Woman in Mind

Alan Ayckbourn
Salisbury Playhouse
(2005)

Publicity image

Audiences, I reflected were strange creatures.

Here we all were, or most of us, convulsed with laughter. And here am I so disturbed at what Ayckbourn is setting out in his opening scene that laughter is the last thing on my mind.

But then isn't this one of the most fascinating things about theatre? Sometimes we join in the general reaction; while at others we are almost jealous of the bonhomie around us that we cannot for the moment share. Perhaps in truth it's really the fascinating thing about playwrights and their plays. They impact upon us in different ways.

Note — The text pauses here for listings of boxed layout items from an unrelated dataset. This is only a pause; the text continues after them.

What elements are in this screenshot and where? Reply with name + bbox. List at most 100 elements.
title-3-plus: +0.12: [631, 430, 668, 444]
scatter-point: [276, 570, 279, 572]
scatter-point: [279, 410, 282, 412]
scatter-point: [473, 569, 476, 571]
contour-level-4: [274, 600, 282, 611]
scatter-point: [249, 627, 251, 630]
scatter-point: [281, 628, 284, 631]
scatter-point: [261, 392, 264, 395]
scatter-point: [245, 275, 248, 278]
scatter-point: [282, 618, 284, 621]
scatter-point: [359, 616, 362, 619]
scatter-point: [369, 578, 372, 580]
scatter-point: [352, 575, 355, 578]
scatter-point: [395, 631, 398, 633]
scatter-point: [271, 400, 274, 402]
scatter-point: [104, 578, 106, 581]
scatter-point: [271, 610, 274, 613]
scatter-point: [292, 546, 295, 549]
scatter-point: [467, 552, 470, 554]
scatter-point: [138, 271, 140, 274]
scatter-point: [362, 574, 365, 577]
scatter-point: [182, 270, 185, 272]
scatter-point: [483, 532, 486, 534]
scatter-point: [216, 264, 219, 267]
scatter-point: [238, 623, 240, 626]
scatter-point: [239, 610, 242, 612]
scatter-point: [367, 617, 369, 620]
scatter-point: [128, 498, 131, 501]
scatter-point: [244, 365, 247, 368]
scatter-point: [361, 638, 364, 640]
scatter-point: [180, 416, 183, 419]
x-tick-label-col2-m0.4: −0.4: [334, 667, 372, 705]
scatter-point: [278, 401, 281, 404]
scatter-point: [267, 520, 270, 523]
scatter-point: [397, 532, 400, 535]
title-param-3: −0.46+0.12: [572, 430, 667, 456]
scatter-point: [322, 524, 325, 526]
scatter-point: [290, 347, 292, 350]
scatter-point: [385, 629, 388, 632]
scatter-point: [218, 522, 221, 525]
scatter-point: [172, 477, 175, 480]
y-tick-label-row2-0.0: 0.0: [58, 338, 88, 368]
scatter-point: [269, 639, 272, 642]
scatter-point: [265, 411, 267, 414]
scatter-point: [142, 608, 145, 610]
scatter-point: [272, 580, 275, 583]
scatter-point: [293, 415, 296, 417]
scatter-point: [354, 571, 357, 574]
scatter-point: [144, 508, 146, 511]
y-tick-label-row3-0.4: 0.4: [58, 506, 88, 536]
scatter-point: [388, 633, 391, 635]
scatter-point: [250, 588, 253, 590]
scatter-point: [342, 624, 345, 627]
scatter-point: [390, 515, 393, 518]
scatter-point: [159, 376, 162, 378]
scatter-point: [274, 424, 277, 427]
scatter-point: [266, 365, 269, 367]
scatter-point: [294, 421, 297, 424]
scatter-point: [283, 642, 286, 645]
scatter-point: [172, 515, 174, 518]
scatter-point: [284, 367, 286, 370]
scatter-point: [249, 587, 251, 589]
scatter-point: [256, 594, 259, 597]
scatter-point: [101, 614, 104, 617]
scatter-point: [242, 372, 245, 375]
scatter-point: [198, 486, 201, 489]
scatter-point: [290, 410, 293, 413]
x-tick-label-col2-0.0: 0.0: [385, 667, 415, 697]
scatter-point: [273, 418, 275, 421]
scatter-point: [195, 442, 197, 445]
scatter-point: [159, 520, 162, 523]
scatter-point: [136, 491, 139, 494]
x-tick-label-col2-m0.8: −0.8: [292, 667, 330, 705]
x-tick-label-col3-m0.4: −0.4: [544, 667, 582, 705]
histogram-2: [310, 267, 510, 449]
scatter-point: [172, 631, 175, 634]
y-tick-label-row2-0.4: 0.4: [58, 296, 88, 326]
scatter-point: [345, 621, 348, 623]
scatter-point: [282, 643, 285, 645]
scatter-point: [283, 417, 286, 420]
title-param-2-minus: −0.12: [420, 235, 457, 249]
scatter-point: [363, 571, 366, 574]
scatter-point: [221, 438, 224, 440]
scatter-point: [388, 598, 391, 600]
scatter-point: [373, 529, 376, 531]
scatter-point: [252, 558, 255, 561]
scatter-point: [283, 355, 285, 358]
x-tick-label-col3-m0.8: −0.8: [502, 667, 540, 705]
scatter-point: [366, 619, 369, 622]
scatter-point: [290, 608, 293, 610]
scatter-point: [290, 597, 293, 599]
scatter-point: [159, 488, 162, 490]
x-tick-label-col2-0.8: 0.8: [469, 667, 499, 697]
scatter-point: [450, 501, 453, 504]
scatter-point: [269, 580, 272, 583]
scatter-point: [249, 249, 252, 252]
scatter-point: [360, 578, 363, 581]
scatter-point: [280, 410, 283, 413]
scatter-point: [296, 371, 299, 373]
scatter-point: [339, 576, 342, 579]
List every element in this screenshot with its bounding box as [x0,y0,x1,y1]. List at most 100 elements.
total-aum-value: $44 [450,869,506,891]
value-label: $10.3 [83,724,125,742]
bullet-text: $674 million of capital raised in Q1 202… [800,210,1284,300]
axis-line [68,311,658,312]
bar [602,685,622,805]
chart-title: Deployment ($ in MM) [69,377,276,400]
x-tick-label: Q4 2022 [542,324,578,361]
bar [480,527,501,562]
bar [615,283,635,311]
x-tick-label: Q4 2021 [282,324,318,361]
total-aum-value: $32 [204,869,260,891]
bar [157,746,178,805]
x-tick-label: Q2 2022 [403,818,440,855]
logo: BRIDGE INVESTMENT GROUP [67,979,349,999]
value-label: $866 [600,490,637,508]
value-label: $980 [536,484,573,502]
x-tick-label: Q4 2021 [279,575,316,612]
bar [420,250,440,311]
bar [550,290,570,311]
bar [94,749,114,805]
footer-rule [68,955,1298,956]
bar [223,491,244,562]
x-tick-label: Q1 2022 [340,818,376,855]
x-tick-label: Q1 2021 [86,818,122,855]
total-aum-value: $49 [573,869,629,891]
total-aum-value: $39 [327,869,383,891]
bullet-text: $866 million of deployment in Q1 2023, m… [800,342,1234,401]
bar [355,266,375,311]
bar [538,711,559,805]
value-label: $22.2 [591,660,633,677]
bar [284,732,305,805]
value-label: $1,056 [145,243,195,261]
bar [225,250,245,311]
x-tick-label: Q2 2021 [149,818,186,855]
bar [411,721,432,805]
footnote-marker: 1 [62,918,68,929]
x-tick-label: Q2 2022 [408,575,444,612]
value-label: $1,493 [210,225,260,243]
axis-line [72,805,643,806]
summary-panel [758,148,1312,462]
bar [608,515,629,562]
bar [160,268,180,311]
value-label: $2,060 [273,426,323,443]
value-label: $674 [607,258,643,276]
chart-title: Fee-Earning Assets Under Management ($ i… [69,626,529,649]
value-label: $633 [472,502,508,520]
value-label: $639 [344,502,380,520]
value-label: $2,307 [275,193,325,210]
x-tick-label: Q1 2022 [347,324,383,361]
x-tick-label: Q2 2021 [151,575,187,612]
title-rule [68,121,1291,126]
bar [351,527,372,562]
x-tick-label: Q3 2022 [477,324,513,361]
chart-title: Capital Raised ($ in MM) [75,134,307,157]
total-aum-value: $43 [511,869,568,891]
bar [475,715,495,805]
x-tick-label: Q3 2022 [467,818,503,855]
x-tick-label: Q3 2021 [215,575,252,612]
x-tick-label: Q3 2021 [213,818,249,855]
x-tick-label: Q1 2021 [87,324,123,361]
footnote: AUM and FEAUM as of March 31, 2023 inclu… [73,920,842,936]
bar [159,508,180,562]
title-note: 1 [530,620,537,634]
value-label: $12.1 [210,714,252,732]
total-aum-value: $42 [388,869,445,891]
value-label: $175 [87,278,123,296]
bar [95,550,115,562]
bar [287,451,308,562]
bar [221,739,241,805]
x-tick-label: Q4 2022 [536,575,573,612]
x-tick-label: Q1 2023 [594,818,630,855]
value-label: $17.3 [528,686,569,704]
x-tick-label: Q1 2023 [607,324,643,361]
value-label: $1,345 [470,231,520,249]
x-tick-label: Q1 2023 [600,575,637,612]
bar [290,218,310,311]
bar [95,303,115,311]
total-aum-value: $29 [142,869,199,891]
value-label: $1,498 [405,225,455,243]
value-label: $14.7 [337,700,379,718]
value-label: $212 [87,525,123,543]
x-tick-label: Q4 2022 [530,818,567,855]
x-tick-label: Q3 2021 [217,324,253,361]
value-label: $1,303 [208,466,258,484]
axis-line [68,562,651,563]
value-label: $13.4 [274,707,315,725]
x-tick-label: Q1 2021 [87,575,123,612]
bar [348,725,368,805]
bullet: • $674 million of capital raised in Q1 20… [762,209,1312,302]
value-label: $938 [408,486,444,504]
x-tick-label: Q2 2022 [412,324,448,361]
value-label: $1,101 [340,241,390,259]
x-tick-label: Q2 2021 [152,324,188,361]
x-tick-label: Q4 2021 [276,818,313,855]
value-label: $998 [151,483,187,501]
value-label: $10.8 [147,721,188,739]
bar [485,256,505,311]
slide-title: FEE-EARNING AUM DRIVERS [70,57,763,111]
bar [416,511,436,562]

As Raz Shaw, director of this Salisbury production, says in her conversation with Journalist Elaine Peake: Ayckbourn's plays are often very funny in an uncomfortable way. I will buy that. Even the imaculate grass of Philip Whitcomb's lawn setting, as well as his pure, cyclorama sky, complements the powerful impression of unreality.

Here is the woman in Mind, Susan, splendidly played by Sarah Woodward, flitting uncomfotably in and out of two worlds: her real family from whom her estrangement is virtually complete, and her second, imaginary family fast becoming her sole comfort.

Small wonder my smiles were strained. My sympathy was with poor Susan.

Slowly, inevitably, the perceptiveness of Ayckbourn's dialoge penetrates my sense of the absured and I begin to share the laughter. But it is a far cry from Relatively Speaking, the play through which I first encountered Alan Ayckbourn.

This is an absorbing production with a strong cast embracing a range of cameo performances, from Alex Roberson's detached Rick to Anna Kirk's frightening cook, Muriel. These, and many others, would be enough to separate lots of us from our domestic sanity. Not to forget the self-righteous Gerald, an excellent performance by Jamie Newall.

The secret of this play lies in its clever vision of both heaven and hell on earth through Susan's eyes alone. How everbody else sees her may be, of course,quite another story!